How to add new models to the leaderboard? #25

Open chujiezheng opened 1 month ago

chujiezheng commented 1 month ago

Thanks for your great work. Can I request for evaluation for new models to add into the leaderboard?

CodingWithTim commented 1 month ago

Hi @chujiezheng, I am a fan of your works! We would love to add new models. Could you give us more information on the model you want to add? Currently we are just putting a very lightweight leaderboard on README doc.
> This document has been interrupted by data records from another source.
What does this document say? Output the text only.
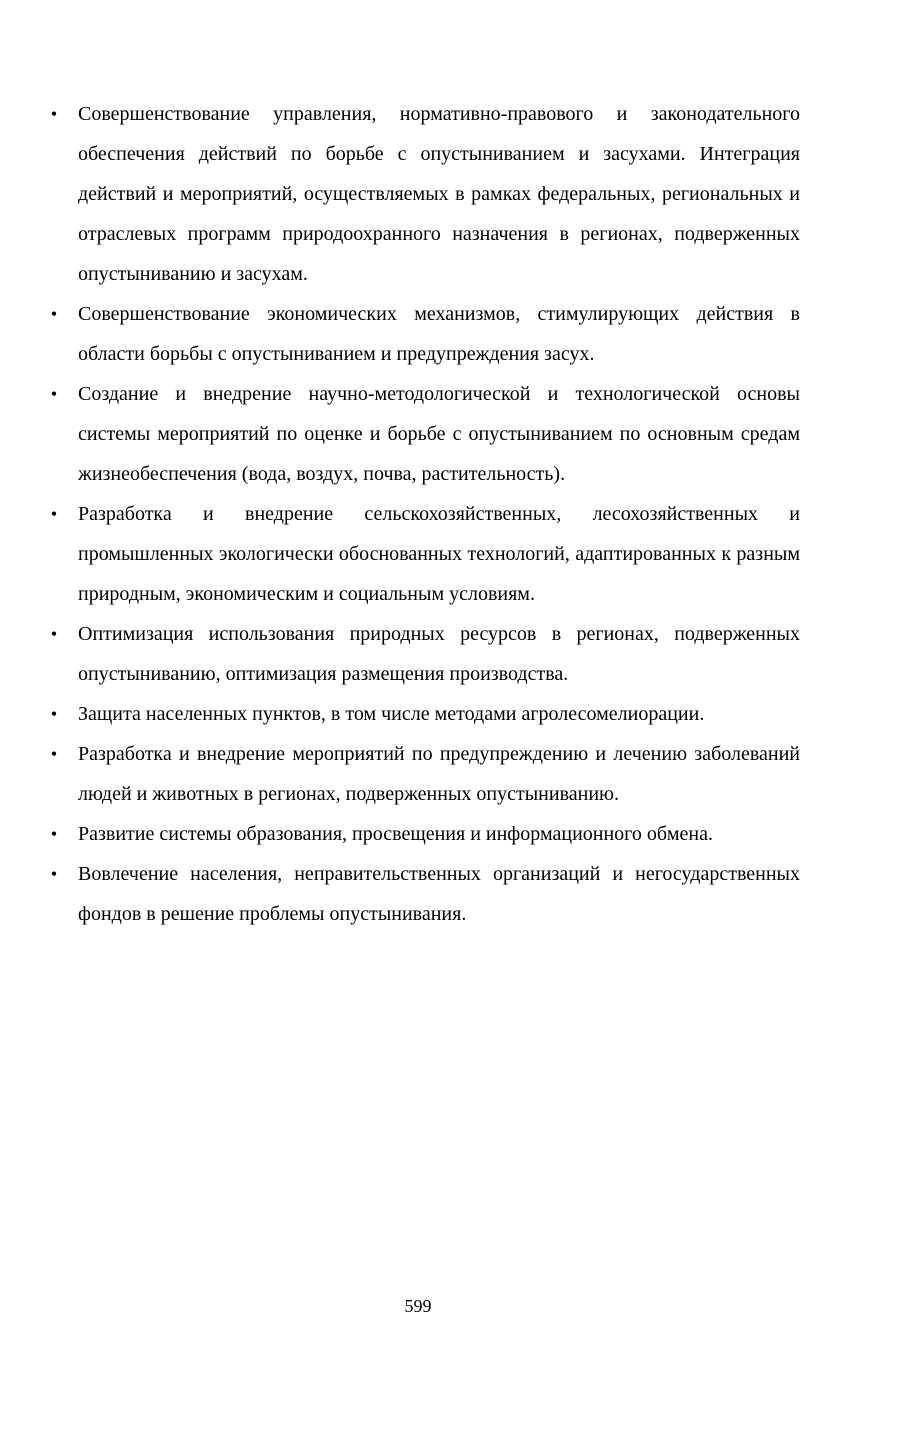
•	Совершенствование управления, нормативно-правового и законодательного обеспечения действий по борьбе с опустыниванием и засухами. Интеграция действий и мероприятий, осуществляемых в рамках федеральных, региональных и отраслевых программ природоохранного назначения в регионах, подверженных опустыниванию и засухам.
•	Совершенствование экономических механизмов, стимулирующих действия в области борьбы с опустыниванием и предупреждения засух.
•	Создание и внедрение научно-методологической и технологической основы системы мероприятий по оценке и борьбе с опустыниванием по основным средам жизнеобеспечения (вода, воздух, почва, растительность).
•	Разработка и внедрение сельскохозяйственных, лесохозяйственных и промышленных экологически обоснованных технологий, адаптированных к разным природным, экономическим и социальным условиям.
•	Оптимизация использования природных ресурсов в регионах, подверженных опустыниванию, оптимизация размещения производства.
•	Защита населенных пунктов, в том числе методами агролесомелиорации.
•	Разработка и внедрение мероприятий по предупреждению и лечению заболеваний людей и животных в регионах, подверженных опустыниванию.
•	Развитие системы образования, просвещения и информационного обмена.
•	Вовлечение населения, неправительственных организаций и негосударственных фондов в решение проблемы опустынивания.
599
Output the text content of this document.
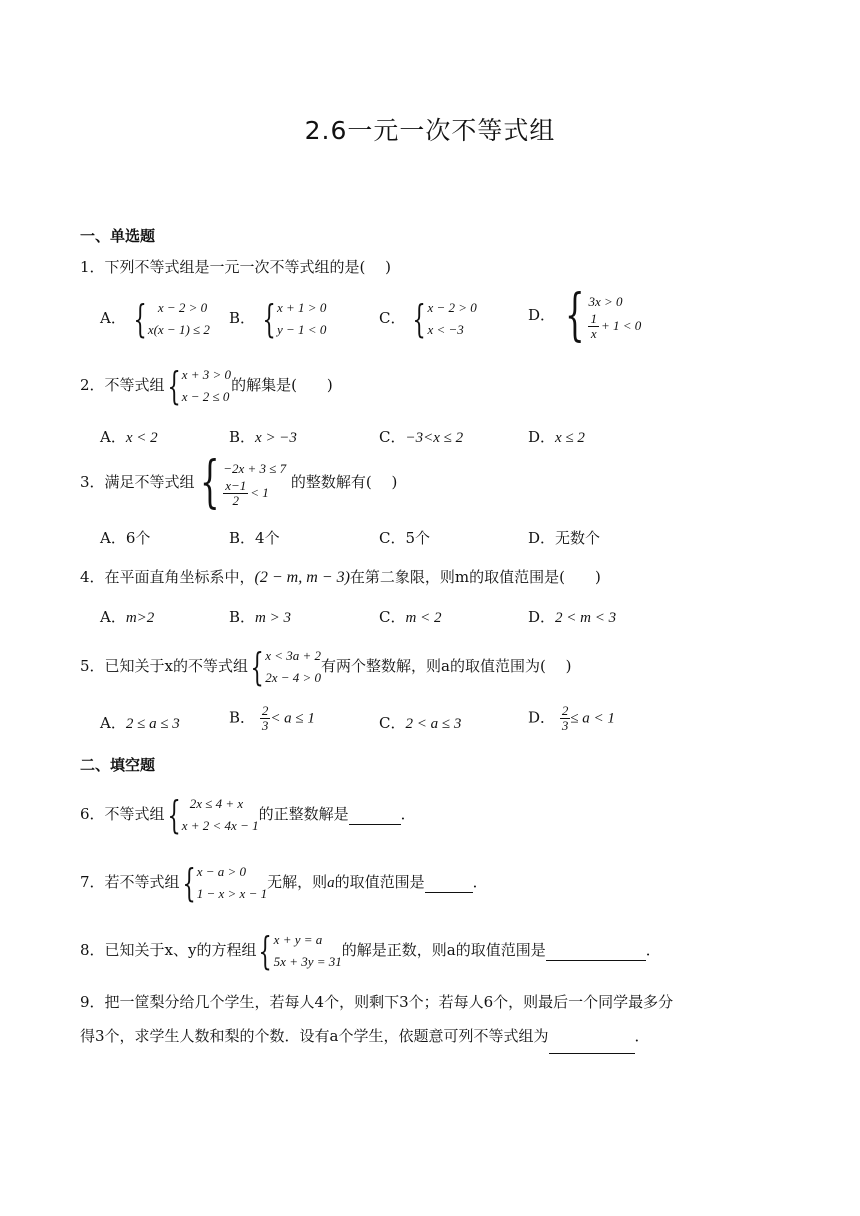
2.6一元一次不等式组
一、单选题
1．下列不等式组是一元一次不等式组的是(　 )
A． { x − 2 > 0
x(x − 1) ≤ 2
B． { x + 1 > 0
y − 1 < 0
C． { x − 2 > 0
x < −3
D． { 3x > 0
$\frac{1}{x} + 1 < 0$
2．不等式组 { x + 3 > 0
x − 2 ≤ 0
的解集是(　　)
A．x < 2	B．x > −3	C．−3<x ≤ 2	D．x ≤ 2
3．满足不等式组 { −2x + 3 ≤ 7
$\frac{x-1}{2} < 1$
的整数解有(　 )
A．6个	B．4个	C．5个	D．无数个
4．在平面直角坐标系中，(2 − m, m − 3)在第二象限，则m的取值范围是(　　)
A．m>2	B．m > 3	C．m < 2	D．2 < m < 3
5．已知关于x的不等式组 { x < 3a + 2
2x − 4 > 0
有两个整数解，则a的取值范围为(　 )
A．2 ≤ a ≤ 3	B． $\frac{2}{3} < a \le 1$	C．2 < a ≤ 3	D． $\frac{2}{3} \le a < 1$
二、填空题
6．不等式组 { 2x ≤ 4 + x
x + 2 < 4x − 1
的正整数解是	．
7．若不等式组 { x − a > 0
1 − x > x − 1
无解，则a的取值范围是	．
8．已知关于x、y的方程组 { x + y = a
5x + 3y = 31
的解是正数，则a的取值范围是	．
9．把一筐梨分给几个学生，若每人4个，则剩下3个；若每人6个，则最后一个同学最多分
得3个，求学生人数和梨的个数．设有a个学生，依题意可列不等式组为	．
chujiezheng commented 1 month ago

@CodingWithTim Thanks for your kind words! I have some HF models that I want to add:

They are ranked based on my educated guess for their performance. These models are obtained via our recently proposed ExPO (model extrapolation) method. You can find more ExPO-enhanced models in this 🤗 HuggingFace collection and see their performance on the AlpacaEval 2.0 leaderboard.

Due to the API and GPU limits, currently I have only ran the evaluation for Starling-LM-7B-beta-ExPO, which obtains a score of 24.9 and a 95% CI of (-2.2, 1.8). I attach the evaluation output files here. I will appreciate it if you could add Starling-LM-7B-beta-ExPO to the leaderboard. I will also greatly appreciate it if you could help evaluate the above other models and add them to the leaderboard.

BTW, as many research work has built their evaluation on Arena-Hard, do you have plans to build a leaderboard website like AlpacaEval?